First, let's take a look at how to send TRACKBACK: The portal is Dottext. Framework. EntryHandling. Process.

  • Check whether the remote webpage link is included in the article.
  • Download the HTML code from the web page of the remote link. If no HTML code is obtained, the URL is invalid.
  • Check whether the link in this article has been included in the obtained HTML code. It indicates that the link has been pinged.
  • In the HTML code, the link to be TRACKBACK is obtained based on the TRACKBACK standard (the link is included in the annotated XHTML code with the key value of RDF), which completes the conversion from the webpage to the TRACKBACK link.
  • Send (PING) TRACKBACK.

    Let's take a look at the process of receiving TRACKBACK. The entry is Dottext. Framework. Tracking. TrackBackHandler. ProcessRequest.

  • Obtain the ID of the local article based on the pinged TRACKBACK link. If no ID is obtained, the link is invalid.
  • Whether the REQUEST method is POST or not is returned. This is specified by the TRACKBACK standard.
  • Retrieves data from the database based on the ID number and generates an ENTRY object.
  • Download the HTML code of the remote webpage based on the uploaded URL. If the obtained HTML code does not contain a link to a local article, it indicates it is not a legal link and you need to return
  • Analyze the page title of the other party from the HTML code. If no, return
  • Generate a new ENTRY object and assign values to its attributes.

    From this we can see that the TRACKBACK sending efficiency of DOTTEXT is relatively low. The reason is that you need to download remote HTML, which is a very time-consuming task, not to mention extracting the TRACKBACK link from a very large HTML code.

    In addition, no blocking mechanism is set up when TRACKBACK is received. Thus, it is impossible to avoid the attacks of advertising, that is, spam comment.

    To solve these problems, I need to change the send MECHANISM OF THE send TRACKBACK.

  • TRACKBACK is no longer automatically obtained according to the TRACKBACK standard, which is not only extremely inefficient, but many websites do not support this standard (for example, www.blogchinese.com directly provides reference notices instead of hiding them in the webpage, haha, the TRACKBACK operation fails. We assume that the user inputs a valid TRACKBACK link. Send directly.
  • To give users a valid TRACKBACK address, the TRACKBACK link of this article is displayed after the content of each article.
  • Provide another page and enter the webpage link to display the TRACKBACK link of the webpage to continue supporting those websites that comply with the standards.

    When receiving TRACKBACK, we make the following changes:

  • Get the URL of the other party to the library for verification, and check whether the other party has pinged. Because it is performed locally, the speed will be very fast.
  • Create a BLACKIP table in the database to verify the IP address of the attacker. In this way, you can block the IP address of the attacker.

    The above is just my idea. Because of the time, we have not implemented it. If you have better suggestions, we can discuss them together.

  • Contact Us

    The content source of this page is from Internet, which doesn't represent Alibaba Cloud's opinion; products and services mentioned on that page don't have any relationship with Alibaba Cloud. If the content of the page makes you feel confusing, please write us an email, we will handle the problem within 5 days after receiving your email.

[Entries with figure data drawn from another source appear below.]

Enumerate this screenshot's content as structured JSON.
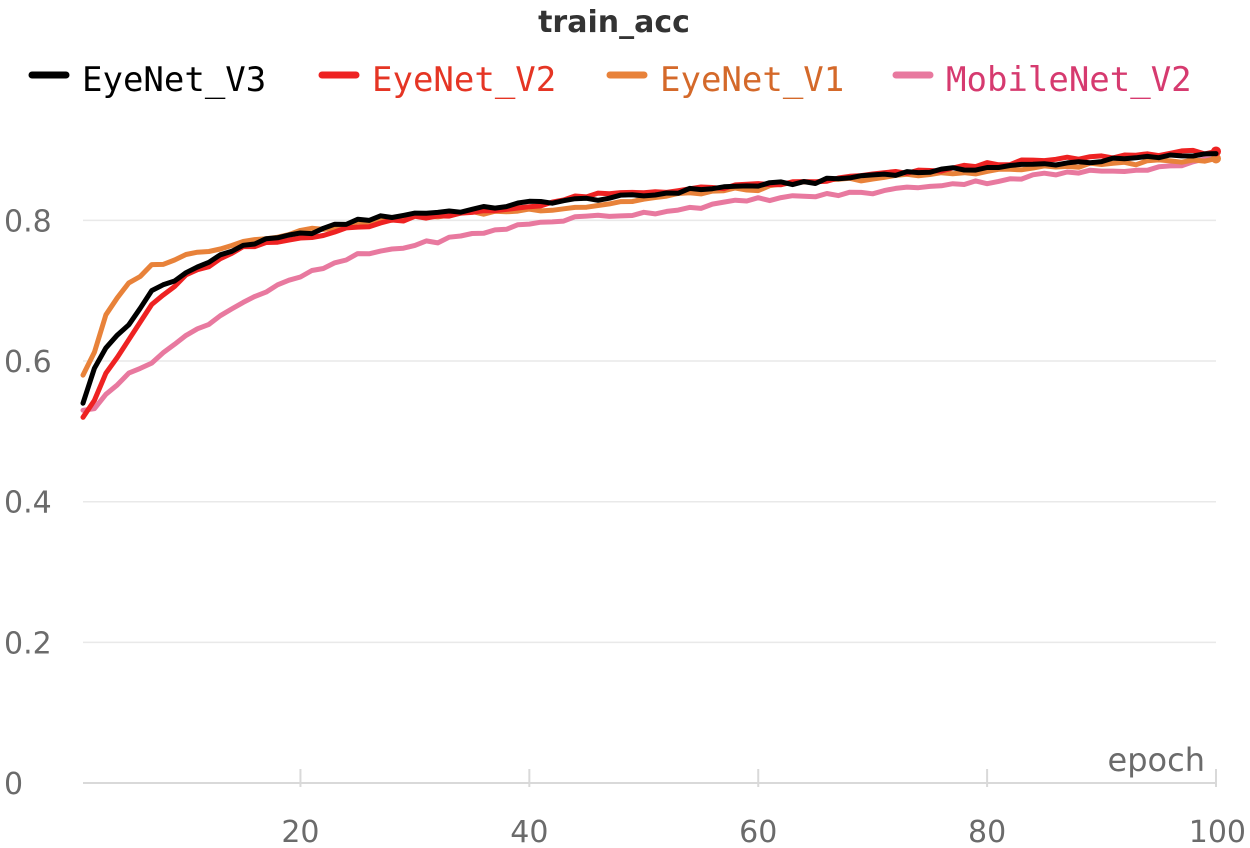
{
  "chart_data": {
    "type": "line",
    "title": "train_acc",
    "xlabel": "epoch",
    "ylabel": "",
    "xlim": [
      1,
      100
    ],
    "ylim": [
      0,
      0.92
    ],
    "xticks": [
      20,
      40,
      60,
      80,
      100
    ],
    "yticks": [
      0,
      0.2,
      0.4,
      0.6,
      0.8
    ],
    "ytick_labels": [
      "0",
      "0.2",
      "0.4",
      "0.6",
      "0.8"
    ],
    "grid": true,
    "legend_position": "top",
    "series": [
      {
        "name": "EyeNet_V3",
        "color": "#000000",
        "legend_text_color": "#000000",
        "anchors": [
          [
            1,
            0.54
          ],
          [
            2,
            0.59
          ],
          [
            3,
            0.62
          ],
          [
            5,
            0.65
          ],
          [
            7,
            0.7
          ],
          [
            10,
            0.725
          ],
          [
            15,
            0.765
          ],
          [
            20,
            0.78
          ],
          [
            25,
            0.8
          ],
          [
            30,
            0.81
          ],
          [
            35,
            0.815
          ],
          [
            40,
            0.825
          ],
          [
            45,
            0.83
          ],
          [
            50,
            0.835
          ],
          [
            55,
            0.845
          ],
          [
            60,
            0.85
          ],
          [
            65,
            0.855
          ],
          [
            70,
            0.865
          ],
          [
            75,
            0.87
          ],
          [
            80,
            0.875
          ],
          [
            85,
            0.88
          ],
          [
            90,
            0.885
          ],
          [
            95,
            0.89
          ],
          [
            100,
            0.895
          ]
        ],
        "end_marker": false
      },
      {
        "name": "EyeNet_V2",
        "color": "#ee2222",
        "legend_text_color": "#e53524",
        "anchors": [
          [
            1,
            0.52
          ],
          [
            2,
            0.545
          ],
          [
            3,
            0.58
          ],
          [
            5,
            0.63
          ],
          [
            7,
            0.68
          ],
          [
            10,
            0.72
          ],
          [
            15,
            0.76
          ],
          [
            20,
            0.775
          ],
          [
            25,
            0.79
          ],
          [
            30,
            0.805
          ],
          [
            35,
            0.81
          ],
          [
            40,
            0.82
          ],
          [
            45,
            0.835
          ],
          [
            50,
            0.84
          ],
          [
            55,
            0.845
          ],
          [
            60,
            0.85
          ],
          [
            65,
            0.855
          ],
          [
            70,
            0.865
          ],
          [
            75,
            0.87
          ],
          [
            80,
            0.88
          ],
          [
            85,
            0.885
          ],
          [
            90,
            0.89
          ],
          [
            95,
            0.895
          ],
          [
            100,
            0.898
          ]
        ],
        "end_marker": true
      },
      {
        "name": "EyeNet_V1",
        "color": "#e8823a",
        "legend_text_color": "#d4692a",
        "anchors": [
          [
            1,
            0.58
          ],
          [
            2,
            0.61
          ],
          [
            3,
            0.665
          ],
          [
            5,
            0.71
          ],
          [
            7,
            0.735
          ],
          [
            10,
            0.75
          ],
          [
            15,
            0.77
          ],
          [
            20,
            0.785
          ],
          [
            25,
            0.795
          ],
          [
            30,
            0.805
          ],
          [
            35,
            0.81
          ],
          [
            40,
            0.815
          ],
          [
            45,
            0.82
          ],
          [
            50,
            0.83
          ],
          [
            55,
            0.84
          ],
          [
            60,
            0.845
          ],
          [
            65,
            0.855
          ],
          [
            70,
            0.86
          ],
          [
            75,
            0.865
          ],
          [
            80,
            0.87
          ],
          [
            85,
            0.875
          ],
          [
            90,
            0.88
          ],
          [
            95,
            0.883
          ],
          [
            100,
            0.888
          ]
        ],
        "end_marker": true
      },
      {
        "name": "MobileNet_V2",
        "color": "#e8799f",
        "legend_text_color": "#d63a6f",
        "anchors": [
          [
            1,
            0.53
          ],
          [
            2,
            0.535
          ],
          [
            3,
            0.555
          ],
          [
            5,
            0.58
          ],
          [
            7,
            0.6
          ],
          [
            10,
            0.635
          ],
          [
            15,
            0.685
          ],
          [
            20,
            0.72
          ],
          [
            25,
            0.75
          ],
          [
            30,
            0.765
          ],
          [
            35,
            0.78
          ],
          [
            40,
            0.795
          ],
          [
            45,
            0.805
          ],
          [
            50,
            0.81
          ],
          [
            55,
            0.82
          ],
          [
            60,
            0.83
          ],
          [
            65,
            0.835
          ],
          [
            70,
            0.84
          ],
          [
            75,
            0.85
          ],
          [
            80,
            0.855
          ],
          [
            85,
            0.865
          ],
          [
            90,
            0.87
          ],
          [
            95,
            0.875
          ],
          [
            100,
            0.888
          ]
        ],
        "end_marker": false
      }
    ]
  }
}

    If you find any instances of plagiarism from the community, please send an email to: info-contact@alibabacloud.com and provide relevant evidence. A staff member will contact you within 5 working days.

    A Free Trial That Lets You Build Big!

    Start building with 50+ products and up to 12 months usage for Elastic Compute Service

    • Sales Support

      1 on 1 presale consultation

    • After-Sales Support

      24/7 Technical Support 6 Free Tickets per Quarter Faster Response

    • Alibaba Cloud offers highly flexible support services tailored to meet your exact needs.